Pablo Ortellado – Esses novos modelos que estão aparecendo na Internet funcionam com pouco apoio no direito autoral. Não é sem nenhum apoio, é pouco. Os chamados novos modelos de negócio que estão se desenvolvendo no ambiente digital normalmente deslocam a fonte de remuneração dos artistas e produtores culturais para outras direções. O acesso aos bens deixa de ter a barreira do preço. Eu produzo meu bem cultural, uso dos meios digitais para promovê-lo e distribuí-lo, sem intermediação mercantil, muitas vezes, e a sustentabilidade da atividade cultural é normalmente deslocada para o serviço e, às vezes, é deslocada para a publicidade. Ao fazer esse processo, que não envolve basicamente direito autoral, desloco minha fonte de remuneração para os shows. Durante a atividade de performance, eu arrecado dividendos que sustentam a atividade artística e o acesso à música gravada passa a ser gratuito. Obviamente que o direito autoral continua aí. Quando tenho execução comercial em rádios, o direito autoral continua sendo relevante, se tenho o uso da música na publicidade, num filme, qualquer contexto comercial relevante, o direito autoral continua valendo. Mas para a relação entre o músico e o público, a mediação do direito autoral enquanto instrumento jurídico, que limitaria o acesso em troca de uma remuneração, desapareceu. Mas ele continua operando nessas outras esferas no caso da música. No caso do livro, essa situação está muito menos avançada, porque o acesso digital aos conteúdos literários avançou muito menos, em parte porque é muito difícil ainda ler na tela do computador um livro grande. Agora, com a expansão dos dispositivos portáteis, tipo Kindle , ou o dispositivo da Sony, que são os dois grandes dispositivos de leitura de textos digitais que entraram no mercado e começaram a se expandir neste ano, vemos uma mudança parecida no âmbito da indústria editorial, porque os conteúdos serão digitalizados, e o papel das editoras na intermediação também será questionado, com a diferença de que a produção de textos literários requer muito menos investimento. Eu não preciso de um estúdio, preciso basicamente de um computador e um processador de texto.

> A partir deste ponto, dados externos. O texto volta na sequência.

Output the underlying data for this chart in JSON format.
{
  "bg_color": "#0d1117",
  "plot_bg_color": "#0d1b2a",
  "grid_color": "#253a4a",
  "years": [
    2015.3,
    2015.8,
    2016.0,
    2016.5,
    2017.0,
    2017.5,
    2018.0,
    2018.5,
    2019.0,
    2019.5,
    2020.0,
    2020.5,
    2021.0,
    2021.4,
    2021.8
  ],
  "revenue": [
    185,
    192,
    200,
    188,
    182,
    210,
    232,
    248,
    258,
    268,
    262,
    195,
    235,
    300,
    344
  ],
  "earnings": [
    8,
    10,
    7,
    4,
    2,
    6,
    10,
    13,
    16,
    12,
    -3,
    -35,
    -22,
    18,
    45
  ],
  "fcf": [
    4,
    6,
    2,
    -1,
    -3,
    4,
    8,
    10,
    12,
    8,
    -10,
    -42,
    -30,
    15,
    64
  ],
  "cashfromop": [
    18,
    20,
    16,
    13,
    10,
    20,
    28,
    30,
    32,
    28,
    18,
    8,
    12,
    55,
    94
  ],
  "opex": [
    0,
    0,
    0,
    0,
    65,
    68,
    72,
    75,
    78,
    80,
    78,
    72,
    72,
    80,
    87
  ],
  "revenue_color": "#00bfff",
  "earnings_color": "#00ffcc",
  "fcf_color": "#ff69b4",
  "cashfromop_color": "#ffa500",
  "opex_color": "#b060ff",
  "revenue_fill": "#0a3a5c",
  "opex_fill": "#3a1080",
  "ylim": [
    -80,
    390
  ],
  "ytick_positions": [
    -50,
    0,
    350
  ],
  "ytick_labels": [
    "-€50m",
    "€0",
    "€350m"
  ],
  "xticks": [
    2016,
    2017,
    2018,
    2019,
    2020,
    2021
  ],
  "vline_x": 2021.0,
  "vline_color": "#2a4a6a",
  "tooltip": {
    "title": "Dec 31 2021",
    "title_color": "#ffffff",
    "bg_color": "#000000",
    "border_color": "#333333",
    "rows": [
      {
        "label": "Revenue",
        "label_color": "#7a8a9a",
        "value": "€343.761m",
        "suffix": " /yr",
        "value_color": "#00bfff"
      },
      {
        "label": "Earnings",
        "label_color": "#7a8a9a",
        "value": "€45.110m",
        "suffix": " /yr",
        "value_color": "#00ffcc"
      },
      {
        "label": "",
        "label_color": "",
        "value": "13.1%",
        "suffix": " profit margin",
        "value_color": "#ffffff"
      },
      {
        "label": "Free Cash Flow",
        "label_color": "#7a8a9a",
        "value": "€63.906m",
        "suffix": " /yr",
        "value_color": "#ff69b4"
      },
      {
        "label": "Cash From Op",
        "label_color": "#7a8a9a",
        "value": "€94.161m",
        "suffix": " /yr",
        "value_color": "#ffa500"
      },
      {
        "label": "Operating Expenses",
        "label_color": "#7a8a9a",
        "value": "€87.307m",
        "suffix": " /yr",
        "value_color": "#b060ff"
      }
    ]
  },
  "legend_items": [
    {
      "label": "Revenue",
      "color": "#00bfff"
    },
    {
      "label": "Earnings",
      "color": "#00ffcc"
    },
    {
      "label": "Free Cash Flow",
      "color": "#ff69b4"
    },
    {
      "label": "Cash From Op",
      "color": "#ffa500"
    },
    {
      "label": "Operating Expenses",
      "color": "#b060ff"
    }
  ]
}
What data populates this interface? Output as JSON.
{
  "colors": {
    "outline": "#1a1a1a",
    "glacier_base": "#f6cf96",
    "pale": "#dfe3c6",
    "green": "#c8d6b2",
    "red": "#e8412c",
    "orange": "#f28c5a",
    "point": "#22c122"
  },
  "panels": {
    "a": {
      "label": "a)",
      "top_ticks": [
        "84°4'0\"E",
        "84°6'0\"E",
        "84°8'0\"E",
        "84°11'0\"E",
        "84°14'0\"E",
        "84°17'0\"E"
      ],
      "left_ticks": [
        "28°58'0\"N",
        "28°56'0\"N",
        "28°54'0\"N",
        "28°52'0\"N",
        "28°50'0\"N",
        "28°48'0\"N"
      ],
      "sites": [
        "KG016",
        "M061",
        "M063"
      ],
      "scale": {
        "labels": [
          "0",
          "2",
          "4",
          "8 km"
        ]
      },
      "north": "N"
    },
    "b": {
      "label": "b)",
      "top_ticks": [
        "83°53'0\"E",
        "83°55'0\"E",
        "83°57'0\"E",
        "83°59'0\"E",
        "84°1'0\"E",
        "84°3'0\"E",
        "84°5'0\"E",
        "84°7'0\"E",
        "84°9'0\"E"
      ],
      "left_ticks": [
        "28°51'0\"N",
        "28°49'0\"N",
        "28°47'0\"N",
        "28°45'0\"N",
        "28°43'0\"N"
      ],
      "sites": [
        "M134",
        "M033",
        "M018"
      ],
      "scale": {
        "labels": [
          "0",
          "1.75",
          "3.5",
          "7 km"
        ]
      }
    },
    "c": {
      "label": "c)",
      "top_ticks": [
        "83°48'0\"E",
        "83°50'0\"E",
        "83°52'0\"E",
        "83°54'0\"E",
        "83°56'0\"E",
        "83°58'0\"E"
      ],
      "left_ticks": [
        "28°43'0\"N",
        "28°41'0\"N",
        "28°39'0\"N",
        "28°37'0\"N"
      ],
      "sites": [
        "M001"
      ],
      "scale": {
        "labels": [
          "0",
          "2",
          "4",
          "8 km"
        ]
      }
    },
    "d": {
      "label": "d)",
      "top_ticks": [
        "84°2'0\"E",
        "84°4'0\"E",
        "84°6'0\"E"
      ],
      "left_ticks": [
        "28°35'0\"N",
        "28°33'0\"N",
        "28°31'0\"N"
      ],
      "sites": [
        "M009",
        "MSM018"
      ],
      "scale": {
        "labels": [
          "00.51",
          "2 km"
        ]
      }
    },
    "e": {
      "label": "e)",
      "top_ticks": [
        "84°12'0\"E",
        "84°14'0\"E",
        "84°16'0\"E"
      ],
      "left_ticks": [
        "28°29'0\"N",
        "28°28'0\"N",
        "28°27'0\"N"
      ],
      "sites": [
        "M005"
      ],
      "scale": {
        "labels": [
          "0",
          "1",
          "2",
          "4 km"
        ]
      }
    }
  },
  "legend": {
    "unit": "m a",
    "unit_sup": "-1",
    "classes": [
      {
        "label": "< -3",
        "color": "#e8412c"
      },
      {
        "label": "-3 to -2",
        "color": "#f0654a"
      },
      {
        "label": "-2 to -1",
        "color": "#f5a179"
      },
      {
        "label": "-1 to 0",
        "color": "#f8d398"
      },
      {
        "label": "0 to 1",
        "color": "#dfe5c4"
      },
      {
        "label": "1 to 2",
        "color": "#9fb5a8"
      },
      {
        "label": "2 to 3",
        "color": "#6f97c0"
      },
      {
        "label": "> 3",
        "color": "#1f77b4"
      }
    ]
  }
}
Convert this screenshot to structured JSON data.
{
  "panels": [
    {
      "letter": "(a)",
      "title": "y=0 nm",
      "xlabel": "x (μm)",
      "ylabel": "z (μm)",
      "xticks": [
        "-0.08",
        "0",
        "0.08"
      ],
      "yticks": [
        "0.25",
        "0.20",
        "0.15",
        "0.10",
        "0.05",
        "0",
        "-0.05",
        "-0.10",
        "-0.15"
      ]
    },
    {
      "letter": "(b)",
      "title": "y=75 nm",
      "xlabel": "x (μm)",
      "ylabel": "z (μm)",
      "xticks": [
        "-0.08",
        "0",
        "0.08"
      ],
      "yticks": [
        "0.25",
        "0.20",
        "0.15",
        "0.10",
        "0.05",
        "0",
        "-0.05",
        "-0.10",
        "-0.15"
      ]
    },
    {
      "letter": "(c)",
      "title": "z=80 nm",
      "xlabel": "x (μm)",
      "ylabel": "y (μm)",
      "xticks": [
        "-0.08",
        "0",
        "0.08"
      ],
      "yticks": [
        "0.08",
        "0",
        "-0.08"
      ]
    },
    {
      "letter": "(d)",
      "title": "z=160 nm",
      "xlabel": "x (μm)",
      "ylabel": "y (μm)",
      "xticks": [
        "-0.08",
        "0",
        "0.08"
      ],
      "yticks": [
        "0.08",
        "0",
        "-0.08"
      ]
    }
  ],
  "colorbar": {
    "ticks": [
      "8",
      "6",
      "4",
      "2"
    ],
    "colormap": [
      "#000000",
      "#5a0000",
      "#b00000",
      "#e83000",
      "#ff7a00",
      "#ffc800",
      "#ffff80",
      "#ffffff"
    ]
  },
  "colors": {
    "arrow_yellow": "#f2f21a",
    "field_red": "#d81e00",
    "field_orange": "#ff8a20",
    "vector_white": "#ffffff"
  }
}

Então, penso que o direito autoral seguramente não vai desaparecer, mas terá que ser reformulado de maneira que se encaixe em uma realidade onde ele não é mais o elemento estruturante da indústria cultural.

IHU On-Line - Que cenário podemos vislumbrar a partir da retomada da noção de que a cultura é um bem comum e que a maior parte das criações têm como base a própria cultura?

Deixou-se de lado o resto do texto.